Saturday, 29 November 2008

Entrusting communities with Land?

The Department for Communities and Local Government is consulting on the role for Community Land Trusts (CLTs) in delivering the Government's target "to provide 240,000 more homes a year in England by 2016". The Government states that CLTs, alongside housing associations, local authorities, Local Housing Companies and housing co-operatives , has a role to play in meeting this target.

CLTs’ origins can be traced back to the Chartists and the struggle for land reform. The aims of the movement were "To purchase land in order to demonstrate to the Working Class of the kingdom the value of land, as a means of making them independent of the grinding capitalist."

Despite the invocation of such a radical tradition, the Government seeks to co-opt CLTS rather than to rekindle any revolutionary verve. In fact, the consultation document sets out the Government’s goal to "help more people to own their own home". The Government then makes the bizarre statement that it "believes that this not only enables them to achieve their aspirations but also helps to meet additional objectives such as improving public services".

As with foundation hospitals, the Government is seeking to subvert co-operative terminology with CLTs. The document sets out a role for CLTs to be little more than providers of shared equity and part ownership schemes much like any housing association.

CLTs are supposed to be bolstered through the Community Land Trust Fund – which has £2m of loan funding on offer to develop CLTs – which makes them rather insignificant when the Government has already stated it is investing £8.4bn in housing over the next three years. The £2m fund drop in the housing need ocean may well be unattractive since "interest on such loans will be charged at a rate that will cover administrative costs, plus an element of profit to enable the fund to increase".

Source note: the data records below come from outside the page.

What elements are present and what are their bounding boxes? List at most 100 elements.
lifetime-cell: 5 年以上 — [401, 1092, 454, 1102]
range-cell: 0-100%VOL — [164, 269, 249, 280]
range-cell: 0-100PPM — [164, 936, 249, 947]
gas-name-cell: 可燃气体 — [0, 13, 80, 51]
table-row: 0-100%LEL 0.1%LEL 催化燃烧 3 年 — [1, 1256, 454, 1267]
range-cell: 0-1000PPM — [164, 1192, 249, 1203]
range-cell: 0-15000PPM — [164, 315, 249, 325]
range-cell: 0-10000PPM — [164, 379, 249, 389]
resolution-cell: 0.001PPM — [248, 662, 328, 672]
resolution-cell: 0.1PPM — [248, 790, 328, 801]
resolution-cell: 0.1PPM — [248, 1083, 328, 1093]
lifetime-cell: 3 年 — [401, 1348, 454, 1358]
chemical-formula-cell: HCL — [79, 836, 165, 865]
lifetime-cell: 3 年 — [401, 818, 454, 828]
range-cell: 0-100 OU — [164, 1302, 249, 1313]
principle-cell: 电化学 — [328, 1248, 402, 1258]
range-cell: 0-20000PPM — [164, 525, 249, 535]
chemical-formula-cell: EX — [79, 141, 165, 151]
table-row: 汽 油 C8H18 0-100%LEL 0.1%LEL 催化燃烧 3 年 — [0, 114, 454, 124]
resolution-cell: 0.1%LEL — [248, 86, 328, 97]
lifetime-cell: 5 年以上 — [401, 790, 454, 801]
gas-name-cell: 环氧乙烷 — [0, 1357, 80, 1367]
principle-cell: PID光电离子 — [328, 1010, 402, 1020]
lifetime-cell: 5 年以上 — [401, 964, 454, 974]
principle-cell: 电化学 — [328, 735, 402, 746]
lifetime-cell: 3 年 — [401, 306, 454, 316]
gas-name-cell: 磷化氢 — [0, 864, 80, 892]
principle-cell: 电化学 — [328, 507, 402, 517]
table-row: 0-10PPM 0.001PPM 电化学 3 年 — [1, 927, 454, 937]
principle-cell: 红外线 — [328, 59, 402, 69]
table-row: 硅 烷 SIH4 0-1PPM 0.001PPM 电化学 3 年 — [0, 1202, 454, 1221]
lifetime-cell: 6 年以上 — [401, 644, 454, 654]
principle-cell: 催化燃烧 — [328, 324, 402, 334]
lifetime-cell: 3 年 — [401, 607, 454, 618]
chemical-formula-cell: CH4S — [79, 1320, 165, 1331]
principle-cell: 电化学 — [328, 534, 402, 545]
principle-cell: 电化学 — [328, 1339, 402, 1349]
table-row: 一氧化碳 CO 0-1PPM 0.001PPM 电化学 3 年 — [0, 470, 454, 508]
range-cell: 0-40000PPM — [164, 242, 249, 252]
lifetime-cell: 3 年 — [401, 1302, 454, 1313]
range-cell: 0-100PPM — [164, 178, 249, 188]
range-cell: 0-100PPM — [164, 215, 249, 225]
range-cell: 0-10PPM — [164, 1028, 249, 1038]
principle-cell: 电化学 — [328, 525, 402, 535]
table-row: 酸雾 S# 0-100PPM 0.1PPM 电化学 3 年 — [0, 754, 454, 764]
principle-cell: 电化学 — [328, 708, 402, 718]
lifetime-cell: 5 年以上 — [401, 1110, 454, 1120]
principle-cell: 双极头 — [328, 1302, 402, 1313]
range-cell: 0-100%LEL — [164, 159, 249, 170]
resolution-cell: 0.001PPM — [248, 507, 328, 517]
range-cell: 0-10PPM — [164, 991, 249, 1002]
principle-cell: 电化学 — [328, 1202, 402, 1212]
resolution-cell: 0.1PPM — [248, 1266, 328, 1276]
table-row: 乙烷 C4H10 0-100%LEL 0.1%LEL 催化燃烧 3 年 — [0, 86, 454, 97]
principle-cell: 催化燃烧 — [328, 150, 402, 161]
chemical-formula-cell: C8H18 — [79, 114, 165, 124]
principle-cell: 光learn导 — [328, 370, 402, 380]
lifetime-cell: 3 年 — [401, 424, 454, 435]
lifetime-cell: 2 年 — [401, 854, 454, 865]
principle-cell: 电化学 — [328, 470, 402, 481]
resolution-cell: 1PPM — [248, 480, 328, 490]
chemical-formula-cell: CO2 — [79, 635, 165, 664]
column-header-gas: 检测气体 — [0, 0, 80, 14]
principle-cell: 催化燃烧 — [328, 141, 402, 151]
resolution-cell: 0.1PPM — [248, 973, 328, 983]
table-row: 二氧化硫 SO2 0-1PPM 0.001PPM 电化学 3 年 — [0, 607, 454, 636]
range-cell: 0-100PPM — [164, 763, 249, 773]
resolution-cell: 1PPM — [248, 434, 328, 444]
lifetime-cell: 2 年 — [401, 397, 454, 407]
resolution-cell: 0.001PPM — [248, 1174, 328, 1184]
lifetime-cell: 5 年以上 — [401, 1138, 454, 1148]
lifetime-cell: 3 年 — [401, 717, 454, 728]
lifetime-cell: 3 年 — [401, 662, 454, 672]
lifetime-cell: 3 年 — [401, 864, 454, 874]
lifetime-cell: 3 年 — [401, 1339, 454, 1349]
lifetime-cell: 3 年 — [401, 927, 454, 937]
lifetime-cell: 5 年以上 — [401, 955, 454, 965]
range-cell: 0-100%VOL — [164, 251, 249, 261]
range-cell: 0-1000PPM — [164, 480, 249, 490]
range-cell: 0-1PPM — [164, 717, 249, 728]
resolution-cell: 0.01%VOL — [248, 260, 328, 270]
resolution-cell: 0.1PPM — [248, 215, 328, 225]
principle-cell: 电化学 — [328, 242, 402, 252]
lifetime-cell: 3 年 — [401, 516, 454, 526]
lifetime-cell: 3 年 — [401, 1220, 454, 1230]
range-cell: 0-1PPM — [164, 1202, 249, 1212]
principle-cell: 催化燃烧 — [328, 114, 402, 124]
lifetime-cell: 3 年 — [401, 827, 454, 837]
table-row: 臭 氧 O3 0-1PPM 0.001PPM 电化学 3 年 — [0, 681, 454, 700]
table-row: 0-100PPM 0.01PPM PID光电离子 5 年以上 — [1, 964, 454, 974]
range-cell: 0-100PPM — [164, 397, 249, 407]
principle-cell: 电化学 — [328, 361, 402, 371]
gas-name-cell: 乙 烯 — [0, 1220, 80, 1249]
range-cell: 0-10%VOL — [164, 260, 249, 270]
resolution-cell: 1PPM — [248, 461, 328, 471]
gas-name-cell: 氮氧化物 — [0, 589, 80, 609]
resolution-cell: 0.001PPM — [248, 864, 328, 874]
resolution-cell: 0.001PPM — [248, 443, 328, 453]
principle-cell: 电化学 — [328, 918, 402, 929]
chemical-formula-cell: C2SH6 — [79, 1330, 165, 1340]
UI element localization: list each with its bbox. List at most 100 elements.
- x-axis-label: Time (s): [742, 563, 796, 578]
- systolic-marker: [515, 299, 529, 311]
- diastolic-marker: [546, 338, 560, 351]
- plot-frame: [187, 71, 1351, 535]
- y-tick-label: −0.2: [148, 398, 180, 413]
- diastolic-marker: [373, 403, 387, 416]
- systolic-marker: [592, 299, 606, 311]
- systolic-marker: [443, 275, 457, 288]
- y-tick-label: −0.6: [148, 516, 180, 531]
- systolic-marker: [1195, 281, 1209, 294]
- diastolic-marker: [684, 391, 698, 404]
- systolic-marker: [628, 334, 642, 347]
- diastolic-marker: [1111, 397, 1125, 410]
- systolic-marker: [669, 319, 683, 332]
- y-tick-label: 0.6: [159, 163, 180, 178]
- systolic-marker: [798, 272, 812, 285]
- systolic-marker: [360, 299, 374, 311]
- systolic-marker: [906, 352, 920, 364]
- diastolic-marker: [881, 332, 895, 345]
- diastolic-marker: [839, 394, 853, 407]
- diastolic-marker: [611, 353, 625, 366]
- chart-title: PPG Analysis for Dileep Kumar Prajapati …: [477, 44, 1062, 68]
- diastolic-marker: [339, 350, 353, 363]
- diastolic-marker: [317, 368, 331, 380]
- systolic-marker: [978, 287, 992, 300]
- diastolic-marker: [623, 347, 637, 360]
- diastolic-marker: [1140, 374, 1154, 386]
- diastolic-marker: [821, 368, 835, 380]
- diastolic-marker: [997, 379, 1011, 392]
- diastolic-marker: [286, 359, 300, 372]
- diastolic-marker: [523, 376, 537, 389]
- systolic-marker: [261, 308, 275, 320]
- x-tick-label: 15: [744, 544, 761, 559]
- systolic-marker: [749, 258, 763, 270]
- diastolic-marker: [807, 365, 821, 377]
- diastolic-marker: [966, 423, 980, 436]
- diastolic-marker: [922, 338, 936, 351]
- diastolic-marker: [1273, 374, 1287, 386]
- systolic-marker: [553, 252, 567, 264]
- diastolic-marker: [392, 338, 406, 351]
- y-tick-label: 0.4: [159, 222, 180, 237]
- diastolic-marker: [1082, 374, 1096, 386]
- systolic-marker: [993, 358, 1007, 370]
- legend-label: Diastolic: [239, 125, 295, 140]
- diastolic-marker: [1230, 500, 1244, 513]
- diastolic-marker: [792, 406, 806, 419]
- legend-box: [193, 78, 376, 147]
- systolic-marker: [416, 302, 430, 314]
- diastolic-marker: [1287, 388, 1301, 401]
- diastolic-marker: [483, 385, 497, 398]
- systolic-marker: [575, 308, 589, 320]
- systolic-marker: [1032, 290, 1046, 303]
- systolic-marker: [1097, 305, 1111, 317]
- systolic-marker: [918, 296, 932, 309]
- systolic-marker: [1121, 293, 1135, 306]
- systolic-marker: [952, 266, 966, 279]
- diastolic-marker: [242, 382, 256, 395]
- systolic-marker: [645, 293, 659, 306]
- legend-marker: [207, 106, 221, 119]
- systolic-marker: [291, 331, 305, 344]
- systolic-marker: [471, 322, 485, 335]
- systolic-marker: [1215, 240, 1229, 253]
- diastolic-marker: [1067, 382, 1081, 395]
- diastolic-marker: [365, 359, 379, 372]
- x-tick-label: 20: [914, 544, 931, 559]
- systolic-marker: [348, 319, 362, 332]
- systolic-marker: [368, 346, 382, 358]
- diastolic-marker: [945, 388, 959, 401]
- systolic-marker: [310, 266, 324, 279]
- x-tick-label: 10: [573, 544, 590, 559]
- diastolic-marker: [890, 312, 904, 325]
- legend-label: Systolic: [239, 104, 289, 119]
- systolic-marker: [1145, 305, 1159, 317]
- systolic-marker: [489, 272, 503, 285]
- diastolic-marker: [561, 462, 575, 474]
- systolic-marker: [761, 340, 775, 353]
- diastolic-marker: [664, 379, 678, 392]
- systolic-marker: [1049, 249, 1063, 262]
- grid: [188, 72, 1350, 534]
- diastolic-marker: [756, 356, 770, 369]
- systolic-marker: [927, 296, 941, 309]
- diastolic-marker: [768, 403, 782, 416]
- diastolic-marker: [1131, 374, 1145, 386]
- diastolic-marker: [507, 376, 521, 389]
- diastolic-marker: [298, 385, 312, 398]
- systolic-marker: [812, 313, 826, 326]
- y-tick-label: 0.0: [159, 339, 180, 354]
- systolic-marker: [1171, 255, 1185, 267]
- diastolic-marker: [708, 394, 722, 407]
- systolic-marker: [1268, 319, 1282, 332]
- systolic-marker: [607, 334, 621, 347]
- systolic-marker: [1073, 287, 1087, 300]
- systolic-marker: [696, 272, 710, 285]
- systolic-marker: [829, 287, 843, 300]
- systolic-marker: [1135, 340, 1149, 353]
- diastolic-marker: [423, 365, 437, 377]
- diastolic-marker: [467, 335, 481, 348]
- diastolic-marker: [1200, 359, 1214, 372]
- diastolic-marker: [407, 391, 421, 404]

Nevertheless there are opportunities to empower communities who can establish their own CLT. A CLT must:
• provide a benefit to the local community; and
• ensure that the assets are not sold or developed except in a manner which the trust's members think benefits the local community.
A CLT must also ensure that:
• any profits from its activities will be used to benefit the local community;
• individuals who live or work in the specified area have the opportunity to become members of the trust; and
• the members of the trust control it.

Therefore the radical democratic origins remain, and – once established – CLTs will be prime candidates to be offered public assets, which will be transferred by the soon to be established 'Asset Transfer Unit' (ATU). The consultation states that the Government is currently reviewing the structures "to enable [CLTs] to successfully manage and own public assets". However, community activists should not get too excited – the ATU "will promote and support an increase in asset transfer . . . through the promotion of public-private-third sector partnerships".

The consultation document can be downloaded from the DCLG website and the deadline for responses is 31st December 2008.